10 Tips for training for a Cycle Sportive

taunton flyer

Written by Ben Tisdall

9 December 2021

On the road cycle sportives we organise the longer distance is around 100 miles. Or on the gravel sportives the equivalent is more like 50-60 miles. Riding 100 miles or more in one go does require some training & preparation. Here are ten tips which will help you crack a 100 mile road sportive or a 50-60 mile gravel event. They also apply to the shorter distances & will get you a long way towards successfully taking part in our 200 mile Dartmoor Legend Ultra Sportive too.

  1. Build your training around a longer weekend ride on Saturday or Sunday. It’s important that the longer ride is not a smashfest which leaves you too tired to ride for a couple of days. Most of your longer ride should be in zone 1 or 2 although a few harder efforts won’t do you any harm. Zone 2 is steady training just above the easy zone. Zone 2 builds aerobic base and endurance. And improving aerobic capacity increases your ability to maintain a faster pace for longer. Zone 2 feels worthwhile. You break a sweat but should be able to have a normal conversation with a fellow rider.
  2. Join a club or cycling group. All the bigger cycling clubs have a range of different club runs catering for a range of abilities & speeds. Riding in a group with more experienced riders is a great way to improve. It’s an easy way to manage a three to four hour ride every week. It’s also pretty sociable as you get to chat with your fellow riders & inevitably at some point there is a cafe stop with a chance to load up with coffee & cake.
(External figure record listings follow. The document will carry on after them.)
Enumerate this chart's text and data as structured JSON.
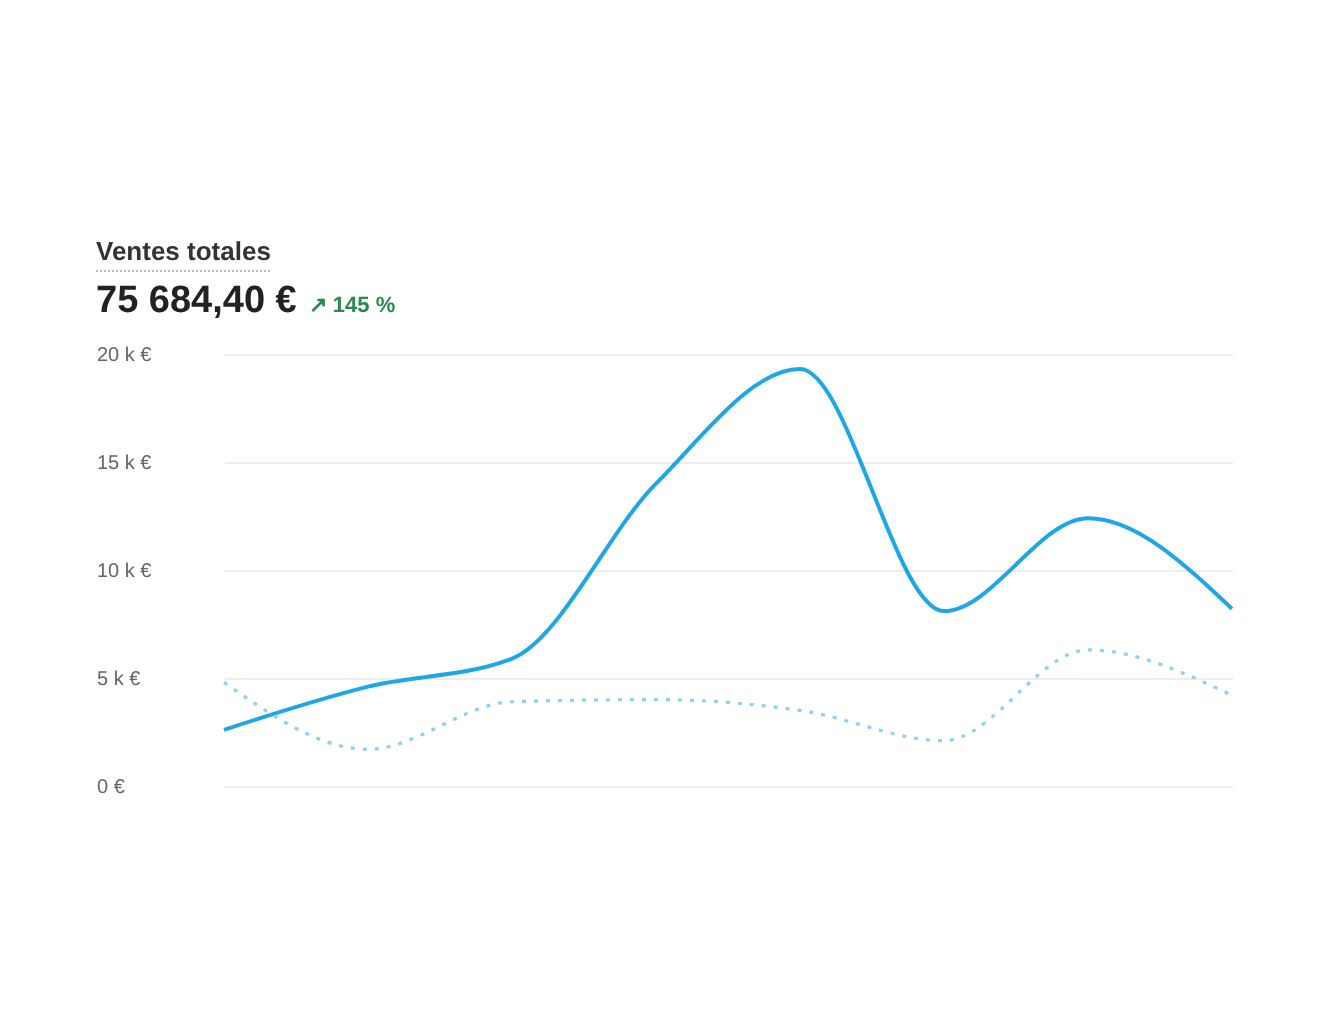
{
  "chart_data": {
    "type": "line",
    "title": "Ventes totales",
    "subtitle": "75 684,40 €",
    "annotations": [
      "↗ 145 %"
    ],
    "categories": [
      null,
      null,
      null,
      null,
      null,
      null,
      null,
      null
    ],
    "series": [
      {
        "color": "#1ea7e6",
        "line_style": "solid",
        "values": [
          2.6,
          4.6,
          5.9,
          14.0,
          19.3,
          8.1,
          12.4,
          8.2
        ]
      },
      {
        "color": "#8fd0f2",
        "line_style": "dotted",
        "values": [
          4.8,
          1.7,
          3.9,
          4.0,
          3.5,
          2.1,
          6.3,
          4.2
        ]
      }
    ],
    "ylim": [
      0,
      20
    ],
    "yticks": [
      {
        "value": 0,
        "label": "0 €"
      },
      {
        "value": 5,
        "label": "5 k €"
      },
      {
        "value": 10,
        "label": "10 k €"
      },
      {
        "value": 15,
        "label": "15 k €"
      },
      {
        "value": 20,
        "label": "20 k €"
      }
    ],
    "grid": "y",
    "tick_labels": "y",
    "marker": "none"
  }
}
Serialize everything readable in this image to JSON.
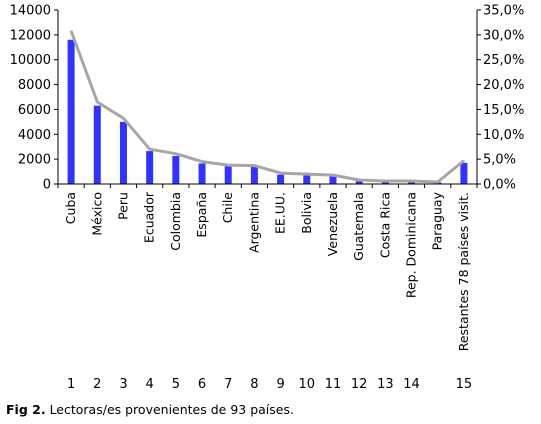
{
  "chart_data": {
    "type": "bar",
    "categories": [
      "Cuba",
      "México",
      "Peru",
      "Ecuador",
      "Colombia",
      "España",
      "Chile",
      "Argentina",
      "EE.UU.",
      "Bolivia",
      "Venezuela",
      "Guatemala",
      "Costa Rica",
      "Rep. Dominicana",
      "Paraguay",
      "Restantes 78 países visit."
    ],
    "rank_labels": [
      "1",
      "2",
      "3",
      "4",
      "5",
      "6",
      "7",
      "8",
      "9",
      "10",
      "11",
      "12",
      "13",
      "14",
      "",
      "15"
    ],
    "series": [
      {
        "type": "bar",
        "axis": "left",
        "color": "#3333ff",
        "values": [
          11600,
          6300,
          5000,
          2650,
          2250,
          1650,
          1450,
          1400,
          750,
          700,
          600,
          220,
          150,
          120,
          130,
          1700
        ]
      },
      {
        "type": "line",
        "axis": "right",
        "color": "#a6a6a6",
        "values": [
          30.8,
          16.5,
          13.2,
          7.0,
          6.1,
          4.5,
          3.8,
          3.7,
          2.2,
          2.0,
          1.8,
          0.8,
          0.6,
          0.6,
          0.4,
          4.7
        ]
      }
    ],
    "y_left": {
      "min": 0,
      "max": 14000,
      "ticks": [
        "0",
        "2000",
        "4000",
        "6000",
        "8000",
        "10000",
        "12000",
        "14000"
      ]
    },
    "y_right": {
      "min": 0,
      "max": 35,
      "ticks": [
        "0,0%",
        "5,0%",
        "10,0%",
        "15,0%",
        "20,0%",
        "25,0%",
        "30,0%",
        "35,0%"
      ]
    },
    "grid": false,
    "legend": "none"
  },
  "caption": {
    "label": "Fig 2.",
    "text": "Lectoras/es provenientes de 93 países."
  }
}
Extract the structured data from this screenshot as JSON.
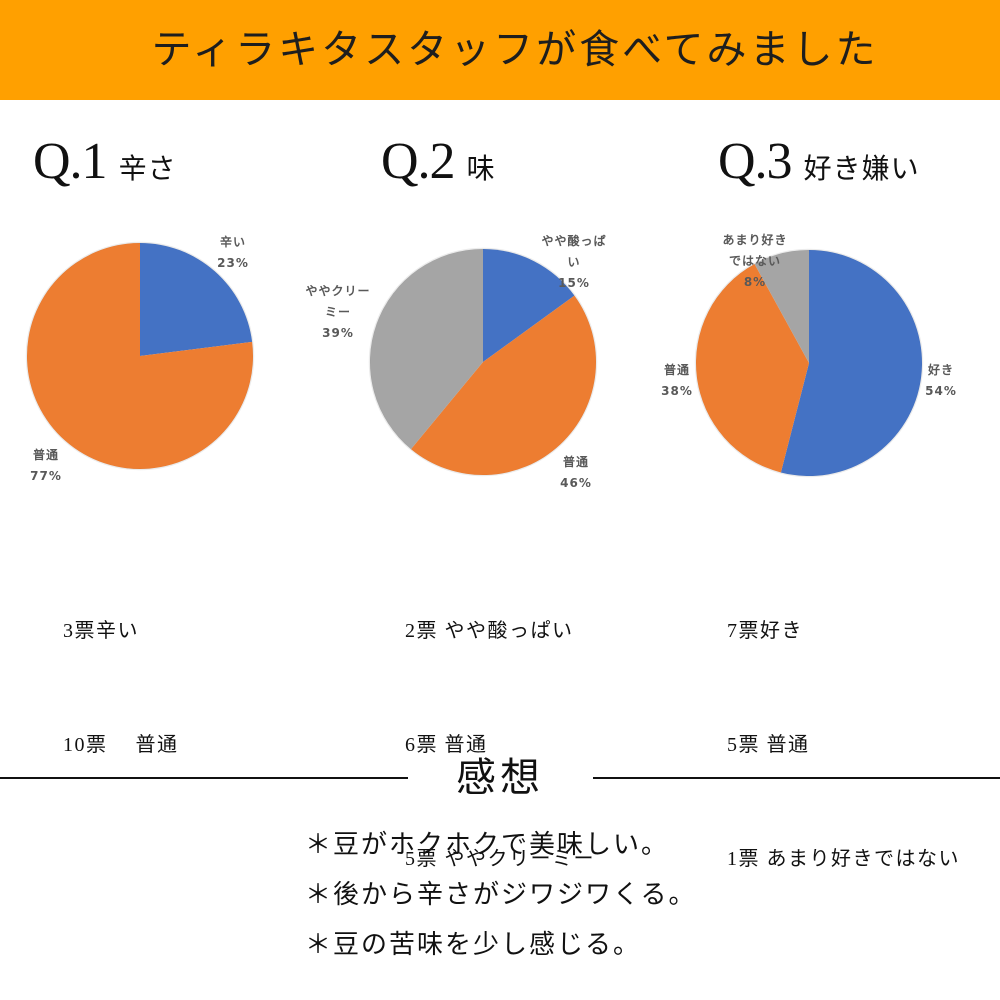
{
  "colors": {
    "header_bg": "#FFA000",
    "label_text": "#595959"
  },
  "header": {
    "title": "ティラキタスタッフが食べてみました"
  },
  "chart_data": [
    {
      "type": "pie",
      "number": "Q.1",
      "title": "辛さ",
      "slices": [
        {
          "label": "辛い",
          "value": 23,
          "percent_label": "23%",
          "color": "#4472C4"
        },
        {
          "label": "普通",
          "value": 77,
          "percent_label": "77%",
          "color": "#ED7D31"
        }
      ],
      "votes": [
        "3票辛い",
        "10票　 普通"
      ]
    },
    {
      "type": "pie",
      "number": "Q.2",
      "title": "味",
      "slices": [
        {
          "label": "やや酸っぱい",
          "value": 15,
          "percent_label": "15%",
          "color": "#4472C4"
        },
        {
          "label": "普通",
          "value": 46,
          "percent_label": "46%",
          "color": "#ED7D31"
        },
        {
          "label": "ややクリーミー",
          "value": 39,
          "percent_label": "39%",
          "color": "#A5A5A5"
        }
      ],
      "votes": [
        "2票 やや酸っぱい",
        "6票 普通",
        "5票 ややクリーミー"
      ]
    },
    {
      "type": "pie",
      "number": "Q.3",
      "title": "好き嫌い",
      "slices": [
        {
          "label": "好き",
          "value": 54,
          "percent_label": "54%",
          "color": "#4472C4"
        },
        {
          "label": "普通",
          "value": 38,
          "percent_label": "38%",
          "color": "#ED7D31"
        },
        {
          "label": "あまり好きではない",
          "value": 8,
          "percent_label": "8%",
          "color": "#A5A5A5"
        }
      ],
      "votes": [
        "7票好き",
        "5票 普通",
        "1票 あまり好きではない"
      ]
    }
  ],
  "impressions": {
    "heading": "感想",
    "comments": [
      "＊豆がホクホクで美味しい。",
      "＊後から辛さがジワジワくる。",
      "＊豆の苦味を少し感じる。"
    ]
  }
}
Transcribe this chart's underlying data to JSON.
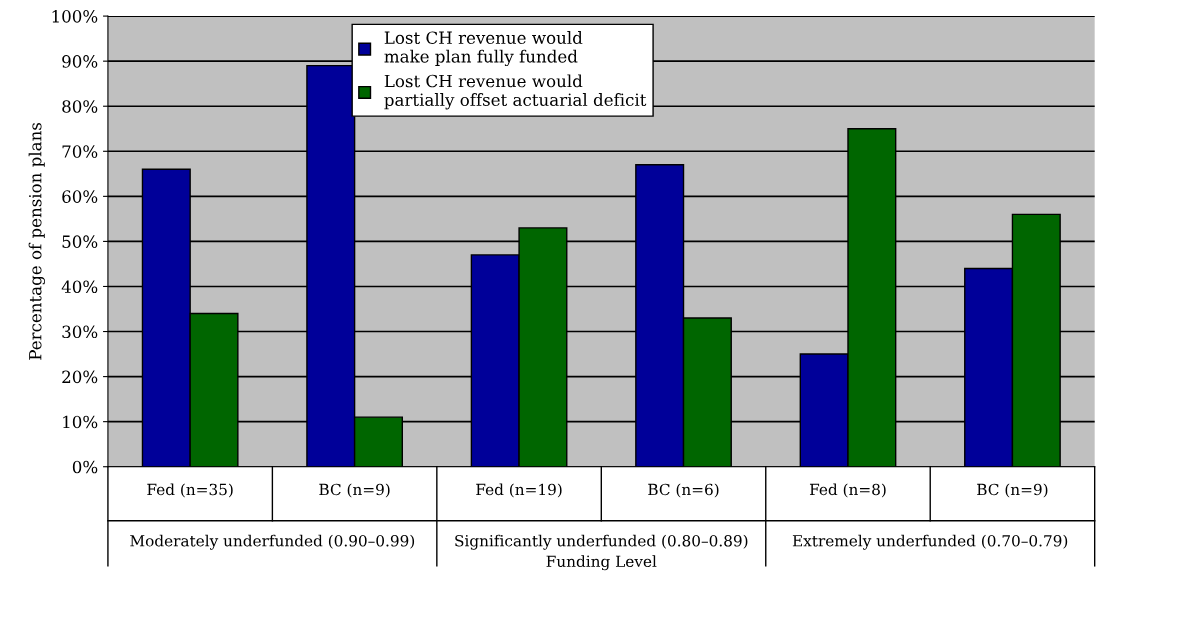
{
  "chart_data": {
    "type": "bar",
    "categories": [
      "Fed (n=35)",
      "BC (n=9)",
      "Fed (n=19)",
      "BC (n=6)",
      "Fed (n=8)",
      "BC (n=9)"
    ],
    "series": [
      {
        "name": "Lost CH revenue would\nmake plan fully funded",
        "color": "#000099",
        "values": [
          66,
          89,
          47,
          67,
          25,
          44
        ]
      },
      {
        "name": "Lost CH revenue would\npartially offset actuarial deficit",
        "color": "#006600",
        "values": [
          34,
          11,
          53,
          33,
          75,
          56
        ]
      }
    ],
    "annotations": [
      "Moderately underfunded (0.90–0.99)",
      "Significantly underfunded (0.80–0.89)",
      "Extremely underfunded (0.70–0.79)"
    ],
    "xlabel": "Funding Level",
    "ylabel": "Percentage of pension plans",
    "ylim": [
      0,
      100
    ],
    "yticks": [
      {
        "value": 0,
        "label": "0%"
      },
      {
        "value": 10,
        "label": "10%"
      },
      {
        "value": 20,
        "label": "20%"
      },
      {
        "value": 30,
        "label": "30%"
      },
      {
        "value": 40,
        "label": "40%"
      },
      {
        "value": 50,
        "label": "50%"
      },
      {
        "value": 60,
        "label": "60%"
      },
      {
        "value": 70,
        "label": "70%"
      },
      {
        "value": 80,
        "label": "80%"
      },
      {
        "value": 90,
        "label": "90%"
      },
      {
        "value": 100,
        "label": "100%"
      }
    ],
    "grid": "y",
    "legend": "top"
  }
}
Use the British Cycling Club Finder to find a local club.
  3. Build up your riding over time. You don’t need to do a 100 mile ride before your big sportive. But completing a ride of, say, 75 miles which mean you’re able to handle several hours on the bike & able to step up to the longer distance for your sportive. A great way to get the miles in is to do some or all of your commuting by bike. Aim to build up to riding at least three or four times a week.
  4. Keep a training diary. For many people a free Strava account will suffice. It will let you see how many hours of riding you’re doing & how it’s increasing over time. And you can join our free Strava Club to compare your training with other riders
  5. Include some intensity. Even if your game plan is to ride on the day at 14mph average it will really help if you can get used to some harder, faster efforts. Your local club probably organises a chain gang which is a high intensity training session where you take it in turns to ride on the front. Or try some kind of race. Many clubs organise evening 10 mile time trials where anyone can have a go. There are also road races, mountain bike races & cyclocross races all aimed at beginners. If you prefer a more informal approach just try some sprints for road signs or hill repeats, where you find a suitable hill & ride up it several times as hard as you can with a short recovery while you freewheel back down.
  6. Get your bike position checked out by a local bike fitter or an experienced club rider. It’s important to have your saddle at the right height. This improves efficiency and reduces the chance of being hit by knee or back pain. Similarly make sure you’re not over or under-stretched on your bike. This will keep you comfortable on your bike but also make you more aero for some easy speed gains.
  7.  Nail your nutrition. You need to plan what you’re going to eat during the ride ahead of time and test it out. For example gels don’t agree with some people so don’t start scoffing them during a big sportive unless you’ve tested them out on earlier rides. And make sure you keep hydrated. Even 1 percent dehydration can have a measurable effect on your performance.
  8. Practice cornering. You need to know which lever operates the front & rear brakes. Slightly favour the less harsh rear brake over the front. Approaching a corner lift up your inside pedal and do your braking before the corner. Avoid braking while you’re on the corner but if you have to use the rear brake only.
  9. Get your kit sorted. As a minimum you’ll need a helmet, cycling shoes, a decent pair of shorts & a cycling jersey. You’ll also need a waterproof that will fold up small enough to go in your back pocket and preferably leg warmers & arm warmers too.
  10. Check out the course of the sportive you’re taking on. The 101 mile Taunton Flyer we organise is comparatively flat for most of the course and has a total of 1680m of climb in just over 100 miles. This is a much easier proposition than our 112 mile Moor To Sea sportive which has 3000m of climbing so you’re fitting in almost twice as much climbing in just a few miles more. Sitting between the two is the Lands End 100 with 2200m of climbing in 105 miles.
  11. Our two gravel events: the Haldon Heroic and Devon Grit are shorter in distance but can be just as tough. Off-road miles are harder so expect the 100KM Devon Grit Extreme to take a similar time to the 105 mile Lands End 100.